Discussion in 'Sparky's corner' started by GRIMM, Jan 5, 2006.

  1. GRIMM

    GRIMM Well-Known Member

    i am thinking i have to replace my alternator, tested my cables (unplugged) there is no current draw, the battery is a bosch and it dies almost overnight. my alternator looks pretty old, its corroding now, and i wouldnt mind the prettyness under the hood anyway, so a few questions:

    What amp alternator should i get?

    I was looking at a 95, and then a 110. is this too high?

    How do i test the voltage at my coil? after reading the other thread i thought i would check mine.

    And lastly, Poston sells some pulleys that are advertised to add 15-20 HP due to changing the ratio of the pulleys. Is this the case, or is this advertised just to sell them, and if it is true, is it 15 per pulley or for the set? and also does anyone make one for a power steering pump?
     
  2. 70 gsconvt

    70 gsconvt Silver Level contributor

    A question about your car. Is it still stock or have their been modifications? Also, does it still have the factory stereo or have you put in a modern system?

    I would bet your stock alternator was only 63 amps at most. If there have been no major modifications to the car, it's kind of a waste to get the bigger amp one. Also, more amps means a bigger load on the engine. So it would take away some HP.

    I run the pulleys on my engine. I don't know for sure how much they helped, but I don't think they hurt. But if do use them, you may want to get a higher amp alternator to compensate for the slower speed at which it will be spinning. But then you're causing more drag on the engine which will probably negate any gain from the pulleys. It's a vicious circle you're caught in.

    I would say just get an AC Delco Reman 63 amp and you should be just fine.
     
  3. GRIMM

    GRIMM Well-Known Member

    yes, i have added a new stereo, the original owner took out the stock one and replaced it, but took that one also.

    the stock stereo was causing a drain, but i fixed that.

    the entire cars wires have been redone.

    the only major change is the stereo, and the interior lights have been put on a toggle switch, fused of course.

    also, today, i saw the amp gauge that i installed flickering all over the place, and also, something i haven seen before, the amp gauge was fluctuating about 2 volts back and forth.

    car is completely stock, except a 72 small block carb, soon to be replaced, we will be modifying it highly.

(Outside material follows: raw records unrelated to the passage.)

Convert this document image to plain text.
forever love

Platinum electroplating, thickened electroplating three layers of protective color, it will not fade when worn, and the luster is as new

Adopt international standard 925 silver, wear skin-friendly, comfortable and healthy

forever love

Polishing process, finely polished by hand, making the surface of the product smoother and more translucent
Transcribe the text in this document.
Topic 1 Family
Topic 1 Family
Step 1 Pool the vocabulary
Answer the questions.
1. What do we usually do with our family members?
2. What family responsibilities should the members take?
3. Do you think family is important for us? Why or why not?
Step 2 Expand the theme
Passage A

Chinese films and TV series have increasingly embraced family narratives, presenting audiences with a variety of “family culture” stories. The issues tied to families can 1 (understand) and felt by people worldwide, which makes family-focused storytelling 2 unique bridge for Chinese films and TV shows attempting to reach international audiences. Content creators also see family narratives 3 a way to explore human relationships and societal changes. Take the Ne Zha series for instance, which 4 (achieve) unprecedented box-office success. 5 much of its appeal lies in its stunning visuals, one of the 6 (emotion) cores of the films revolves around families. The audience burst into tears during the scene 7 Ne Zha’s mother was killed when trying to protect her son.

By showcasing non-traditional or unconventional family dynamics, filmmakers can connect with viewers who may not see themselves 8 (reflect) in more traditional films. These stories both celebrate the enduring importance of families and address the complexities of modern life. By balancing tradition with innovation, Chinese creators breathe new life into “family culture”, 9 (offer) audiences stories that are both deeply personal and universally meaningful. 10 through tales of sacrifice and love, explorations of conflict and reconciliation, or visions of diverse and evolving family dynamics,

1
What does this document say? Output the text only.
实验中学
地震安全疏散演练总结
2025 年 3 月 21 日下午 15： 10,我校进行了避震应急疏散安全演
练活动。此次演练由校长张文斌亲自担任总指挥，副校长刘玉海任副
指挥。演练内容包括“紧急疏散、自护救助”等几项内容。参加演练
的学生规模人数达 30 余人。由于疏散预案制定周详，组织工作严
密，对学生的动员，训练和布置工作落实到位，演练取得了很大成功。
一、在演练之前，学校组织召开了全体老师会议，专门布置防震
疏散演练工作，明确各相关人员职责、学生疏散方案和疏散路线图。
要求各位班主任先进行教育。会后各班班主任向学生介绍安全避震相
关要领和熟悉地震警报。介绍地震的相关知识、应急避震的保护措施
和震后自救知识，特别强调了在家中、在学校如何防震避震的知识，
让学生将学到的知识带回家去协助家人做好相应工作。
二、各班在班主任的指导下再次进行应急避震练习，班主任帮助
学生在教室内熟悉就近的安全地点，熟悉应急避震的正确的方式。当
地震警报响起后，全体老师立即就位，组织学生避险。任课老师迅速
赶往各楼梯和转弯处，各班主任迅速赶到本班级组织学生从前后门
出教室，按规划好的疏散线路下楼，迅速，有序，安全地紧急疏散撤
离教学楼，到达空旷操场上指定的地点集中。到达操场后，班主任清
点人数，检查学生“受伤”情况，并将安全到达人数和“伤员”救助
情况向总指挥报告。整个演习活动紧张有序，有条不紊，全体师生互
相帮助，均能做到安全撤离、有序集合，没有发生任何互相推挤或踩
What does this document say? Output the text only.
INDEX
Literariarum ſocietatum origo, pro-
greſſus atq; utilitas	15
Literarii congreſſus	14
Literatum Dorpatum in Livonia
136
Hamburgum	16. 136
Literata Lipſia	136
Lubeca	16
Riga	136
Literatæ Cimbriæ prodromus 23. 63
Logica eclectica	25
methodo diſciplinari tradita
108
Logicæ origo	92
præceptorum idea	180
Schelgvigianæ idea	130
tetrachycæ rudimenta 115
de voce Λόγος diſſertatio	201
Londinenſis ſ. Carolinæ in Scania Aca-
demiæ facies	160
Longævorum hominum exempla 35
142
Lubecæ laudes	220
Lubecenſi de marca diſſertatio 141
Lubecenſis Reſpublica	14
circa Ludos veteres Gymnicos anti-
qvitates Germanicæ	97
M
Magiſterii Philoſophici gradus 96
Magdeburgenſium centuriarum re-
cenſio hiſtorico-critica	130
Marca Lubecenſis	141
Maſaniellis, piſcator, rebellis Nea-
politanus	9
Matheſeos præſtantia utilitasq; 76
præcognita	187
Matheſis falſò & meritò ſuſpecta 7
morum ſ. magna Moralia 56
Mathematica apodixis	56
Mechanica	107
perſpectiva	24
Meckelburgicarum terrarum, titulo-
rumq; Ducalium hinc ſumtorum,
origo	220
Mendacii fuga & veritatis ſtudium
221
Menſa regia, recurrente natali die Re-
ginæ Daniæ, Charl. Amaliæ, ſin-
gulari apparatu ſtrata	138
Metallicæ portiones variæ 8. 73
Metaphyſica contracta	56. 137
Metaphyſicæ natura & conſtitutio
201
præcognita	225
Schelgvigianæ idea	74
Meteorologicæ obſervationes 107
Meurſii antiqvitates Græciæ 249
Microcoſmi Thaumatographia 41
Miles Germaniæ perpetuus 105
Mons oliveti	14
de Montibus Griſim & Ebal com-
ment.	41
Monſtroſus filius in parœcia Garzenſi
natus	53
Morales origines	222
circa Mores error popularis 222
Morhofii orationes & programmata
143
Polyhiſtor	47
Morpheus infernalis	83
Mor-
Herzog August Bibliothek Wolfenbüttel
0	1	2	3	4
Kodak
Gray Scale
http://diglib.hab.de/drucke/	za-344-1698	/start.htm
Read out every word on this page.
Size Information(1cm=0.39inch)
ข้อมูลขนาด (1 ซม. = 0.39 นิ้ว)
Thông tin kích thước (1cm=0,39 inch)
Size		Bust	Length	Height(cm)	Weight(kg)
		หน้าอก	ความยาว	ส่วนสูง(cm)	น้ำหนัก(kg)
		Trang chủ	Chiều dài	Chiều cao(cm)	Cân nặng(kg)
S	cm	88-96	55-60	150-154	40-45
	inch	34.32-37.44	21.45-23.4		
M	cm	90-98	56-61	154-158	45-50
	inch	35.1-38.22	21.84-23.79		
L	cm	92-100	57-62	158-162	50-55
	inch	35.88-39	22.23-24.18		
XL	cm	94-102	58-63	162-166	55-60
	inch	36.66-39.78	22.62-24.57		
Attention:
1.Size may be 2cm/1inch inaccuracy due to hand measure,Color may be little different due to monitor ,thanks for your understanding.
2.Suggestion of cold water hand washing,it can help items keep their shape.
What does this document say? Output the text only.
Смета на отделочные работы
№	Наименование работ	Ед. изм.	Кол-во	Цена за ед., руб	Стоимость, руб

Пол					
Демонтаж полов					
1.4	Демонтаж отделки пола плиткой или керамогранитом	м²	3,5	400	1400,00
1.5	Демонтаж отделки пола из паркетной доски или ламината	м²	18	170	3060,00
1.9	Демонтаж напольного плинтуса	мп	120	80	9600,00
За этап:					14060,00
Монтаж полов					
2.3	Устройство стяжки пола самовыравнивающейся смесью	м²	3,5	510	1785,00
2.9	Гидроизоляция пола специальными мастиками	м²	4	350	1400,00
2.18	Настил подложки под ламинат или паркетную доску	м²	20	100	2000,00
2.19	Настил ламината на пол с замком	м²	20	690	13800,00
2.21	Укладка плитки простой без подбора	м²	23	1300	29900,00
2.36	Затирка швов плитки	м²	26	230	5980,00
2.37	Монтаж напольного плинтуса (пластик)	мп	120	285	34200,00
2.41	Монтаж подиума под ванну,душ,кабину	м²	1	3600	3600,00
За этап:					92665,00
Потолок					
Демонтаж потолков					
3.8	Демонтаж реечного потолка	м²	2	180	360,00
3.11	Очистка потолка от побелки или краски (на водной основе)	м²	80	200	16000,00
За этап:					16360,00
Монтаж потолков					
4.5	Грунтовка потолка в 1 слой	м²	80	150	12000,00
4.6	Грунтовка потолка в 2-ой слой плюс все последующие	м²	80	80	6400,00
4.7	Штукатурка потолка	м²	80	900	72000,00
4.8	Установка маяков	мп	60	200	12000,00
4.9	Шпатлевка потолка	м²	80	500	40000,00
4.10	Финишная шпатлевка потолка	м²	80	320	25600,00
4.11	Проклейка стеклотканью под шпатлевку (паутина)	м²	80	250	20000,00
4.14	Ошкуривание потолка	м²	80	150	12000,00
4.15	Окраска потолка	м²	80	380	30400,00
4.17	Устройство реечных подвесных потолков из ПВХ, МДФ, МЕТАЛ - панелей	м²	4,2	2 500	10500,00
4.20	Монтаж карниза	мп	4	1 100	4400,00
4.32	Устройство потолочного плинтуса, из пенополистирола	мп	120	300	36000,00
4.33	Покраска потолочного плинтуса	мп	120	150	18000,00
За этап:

    i guess i just wont go with the pulleys because they are $180 and still no power steering pump.

    Edit: Power steering pump pulley that is
     
    Last edited: Jan 5, 2006
  4. 65specialconver

    65specialconver kennedy-bell MIA

    alt

    if you want a hi amp unit,see my ad in the vendor section.can also do a stock 63amp.you can put the alt on a toggle also,for racing :3gears: ..jamie
     
  5. GRIMM

    GRIMM Well-Known Member

    ok ill check it out.

    But we probably will end up buying one (if they have one that is) from summit
     
  6. flynbuick

    flynbuick Guest

    I have seen similar issues with an aftermarket radio and with the sector switch which is tied by a rod to the ignition key switch. When they get worn and arc internally the key can mechanically be in the off position but the sector switch is still electrically in the on or accessory position. Use a clamp on amp meter on the positive cable of the battery and have someone wiggle the key slighly to see if the current draw changes.
     
  7. GRIMM

    GRIMM Well-Known Member

    mine isnt actually hooked up to that anymore.

    The previous owner cut the hole out for the aftermarket radio, but the old volume hole is still there, so i got a rocker switch for the radio power.